As a gynecologist and epidemiologist, Dr. Westhoff brings a unique and pragmatic perspective to the discussion of screening. She recommends that screening be evaluated quantitatively to determine its value to public health. She advises women who are concerned about their risk to enroll in a clinical trial to evaluate screening tests and treatment modalities.

Wilms' Tumor Gene Research

New findings about a gene implicated in Wilms' tumor, a common childhood kidney cancer, could lead to less toxic treatment for the disease and provide further evidence for a completely new mechanism of how cells can become cancerous.

Most children can be treated successfully with surgery and chemotherapy, but the treatment produces negative side effects, including immunosuppression, low blood counts, nausea, bleeding, and baldness.

"The treatment of Wilms' tumor is one of the successes of modern oncology," says Dr.

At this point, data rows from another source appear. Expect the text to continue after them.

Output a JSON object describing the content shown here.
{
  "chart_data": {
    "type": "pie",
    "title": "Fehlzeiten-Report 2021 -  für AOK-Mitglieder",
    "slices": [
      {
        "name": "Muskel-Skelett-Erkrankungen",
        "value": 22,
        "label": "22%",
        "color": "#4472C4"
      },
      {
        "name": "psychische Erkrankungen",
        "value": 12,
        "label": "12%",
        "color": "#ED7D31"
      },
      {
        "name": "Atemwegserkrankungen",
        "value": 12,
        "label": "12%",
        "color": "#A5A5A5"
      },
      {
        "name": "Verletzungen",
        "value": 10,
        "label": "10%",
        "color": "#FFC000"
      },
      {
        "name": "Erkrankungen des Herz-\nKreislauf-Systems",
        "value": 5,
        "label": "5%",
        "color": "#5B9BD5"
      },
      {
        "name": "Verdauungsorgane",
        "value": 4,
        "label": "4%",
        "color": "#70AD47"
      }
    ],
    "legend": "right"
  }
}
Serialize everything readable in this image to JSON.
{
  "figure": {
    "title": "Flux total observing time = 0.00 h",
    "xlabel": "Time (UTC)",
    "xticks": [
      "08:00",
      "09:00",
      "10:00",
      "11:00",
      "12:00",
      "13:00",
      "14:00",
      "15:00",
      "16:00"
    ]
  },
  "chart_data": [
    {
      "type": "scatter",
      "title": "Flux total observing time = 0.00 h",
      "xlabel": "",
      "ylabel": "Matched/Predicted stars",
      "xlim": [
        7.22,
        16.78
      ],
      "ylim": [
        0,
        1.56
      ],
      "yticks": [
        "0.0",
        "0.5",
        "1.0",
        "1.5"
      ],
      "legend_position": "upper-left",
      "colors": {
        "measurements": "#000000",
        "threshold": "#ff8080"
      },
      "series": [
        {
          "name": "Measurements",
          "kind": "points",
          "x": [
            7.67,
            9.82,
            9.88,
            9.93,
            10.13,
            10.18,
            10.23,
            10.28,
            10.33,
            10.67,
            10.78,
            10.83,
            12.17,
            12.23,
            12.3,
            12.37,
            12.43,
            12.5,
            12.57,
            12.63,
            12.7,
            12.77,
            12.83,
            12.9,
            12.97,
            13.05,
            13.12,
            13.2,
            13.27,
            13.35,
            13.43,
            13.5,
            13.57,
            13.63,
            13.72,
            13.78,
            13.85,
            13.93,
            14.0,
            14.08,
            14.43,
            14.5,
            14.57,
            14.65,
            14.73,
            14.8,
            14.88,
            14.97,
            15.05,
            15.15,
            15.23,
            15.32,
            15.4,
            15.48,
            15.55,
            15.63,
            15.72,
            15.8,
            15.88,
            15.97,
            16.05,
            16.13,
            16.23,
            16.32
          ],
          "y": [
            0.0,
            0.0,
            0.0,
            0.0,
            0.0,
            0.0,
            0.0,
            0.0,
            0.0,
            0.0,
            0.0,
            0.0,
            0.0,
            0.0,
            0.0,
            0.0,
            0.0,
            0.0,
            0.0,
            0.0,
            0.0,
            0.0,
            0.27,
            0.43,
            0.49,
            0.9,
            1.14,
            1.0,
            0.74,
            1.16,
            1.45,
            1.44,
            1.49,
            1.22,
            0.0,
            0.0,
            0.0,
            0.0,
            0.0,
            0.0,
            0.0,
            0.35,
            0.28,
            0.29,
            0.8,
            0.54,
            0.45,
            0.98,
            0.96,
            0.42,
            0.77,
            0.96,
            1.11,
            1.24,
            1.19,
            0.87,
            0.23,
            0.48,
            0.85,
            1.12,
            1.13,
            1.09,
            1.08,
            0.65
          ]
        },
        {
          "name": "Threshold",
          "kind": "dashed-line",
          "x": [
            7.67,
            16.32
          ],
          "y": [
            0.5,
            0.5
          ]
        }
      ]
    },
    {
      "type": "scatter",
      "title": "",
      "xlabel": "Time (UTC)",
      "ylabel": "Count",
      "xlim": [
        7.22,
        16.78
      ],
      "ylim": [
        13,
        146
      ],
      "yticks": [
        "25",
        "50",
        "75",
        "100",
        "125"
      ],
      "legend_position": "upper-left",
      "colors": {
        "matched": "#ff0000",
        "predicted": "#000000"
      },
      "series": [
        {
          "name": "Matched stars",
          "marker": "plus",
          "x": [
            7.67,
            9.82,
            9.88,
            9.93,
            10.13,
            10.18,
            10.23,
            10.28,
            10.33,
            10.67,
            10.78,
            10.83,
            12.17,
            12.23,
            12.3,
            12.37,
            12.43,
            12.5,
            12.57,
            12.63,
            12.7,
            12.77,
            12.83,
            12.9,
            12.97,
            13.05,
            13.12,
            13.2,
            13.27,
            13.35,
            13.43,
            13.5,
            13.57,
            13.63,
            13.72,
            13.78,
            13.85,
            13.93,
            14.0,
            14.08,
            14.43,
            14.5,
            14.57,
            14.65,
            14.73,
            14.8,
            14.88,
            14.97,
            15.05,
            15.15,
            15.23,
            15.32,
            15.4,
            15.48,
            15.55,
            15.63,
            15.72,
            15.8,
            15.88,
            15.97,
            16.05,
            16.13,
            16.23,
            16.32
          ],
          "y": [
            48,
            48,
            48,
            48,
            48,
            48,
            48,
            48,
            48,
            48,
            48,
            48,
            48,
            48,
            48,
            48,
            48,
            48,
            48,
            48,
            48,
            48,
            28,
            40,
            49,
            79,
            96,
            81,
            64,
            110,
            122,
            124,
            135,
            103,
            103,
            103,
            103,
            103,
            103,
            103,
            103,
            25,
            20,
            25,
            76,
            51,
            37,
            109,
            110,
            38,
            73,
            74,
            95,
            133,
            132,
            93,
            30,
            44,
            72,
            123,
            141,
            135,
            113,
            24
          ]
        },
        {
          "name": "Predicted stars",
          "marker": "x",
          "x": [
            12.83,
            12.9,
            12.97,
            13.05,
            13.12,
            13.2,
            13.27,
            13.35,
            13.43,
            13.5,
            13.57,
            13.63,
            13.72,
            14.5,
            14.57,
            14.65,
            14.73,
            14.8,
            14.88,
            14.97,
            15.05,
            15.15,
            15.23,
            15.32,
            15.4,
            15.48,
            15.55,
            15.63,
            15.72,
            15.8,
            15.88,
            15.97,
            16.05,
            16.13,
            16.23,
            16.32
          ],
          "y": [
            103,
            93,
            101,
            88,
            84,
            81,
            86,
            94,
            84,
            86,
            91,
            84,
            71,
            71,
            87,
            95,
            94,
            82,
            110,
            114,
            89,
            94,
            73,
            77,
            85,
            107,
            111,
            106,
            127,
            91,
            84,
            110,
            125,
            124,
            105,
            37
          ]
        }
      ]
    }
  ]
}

Benjamin Tycko, P&S assistant professor of pathology. "But a thorough understanding of the biological basis underlying the formation of the tumor might allow ultimately for the development of new treatments with less severe side effects."

Dr. Tycko's research on the gene is important also because it provides novel insights into the process by which cells become cancerous. The new Wilms' tumor gene, H19, is a member of the hot, new class of cancer-causing genes called tumor suppressors, which means the gene's absence leads to cancer.

Dr. Tycko believes he has identified a candidate gene implicated in Wilms' tumor, but other studies must prove his finding more rigorously. "There still may be other genes near the H19 gene that when silenced are involved in the tumor progression," he said. Dr. Tycko and his laboratory are doing more genetic analyses of the H19 region on chromosome 11 to attempt to home in on these other genes. He also is investigating whether H19 is implicated in other cancers.

Dr. Tycko's lead collaborator in recent research is Dr. Thomas Moulton, P&S assistant professor of oncology.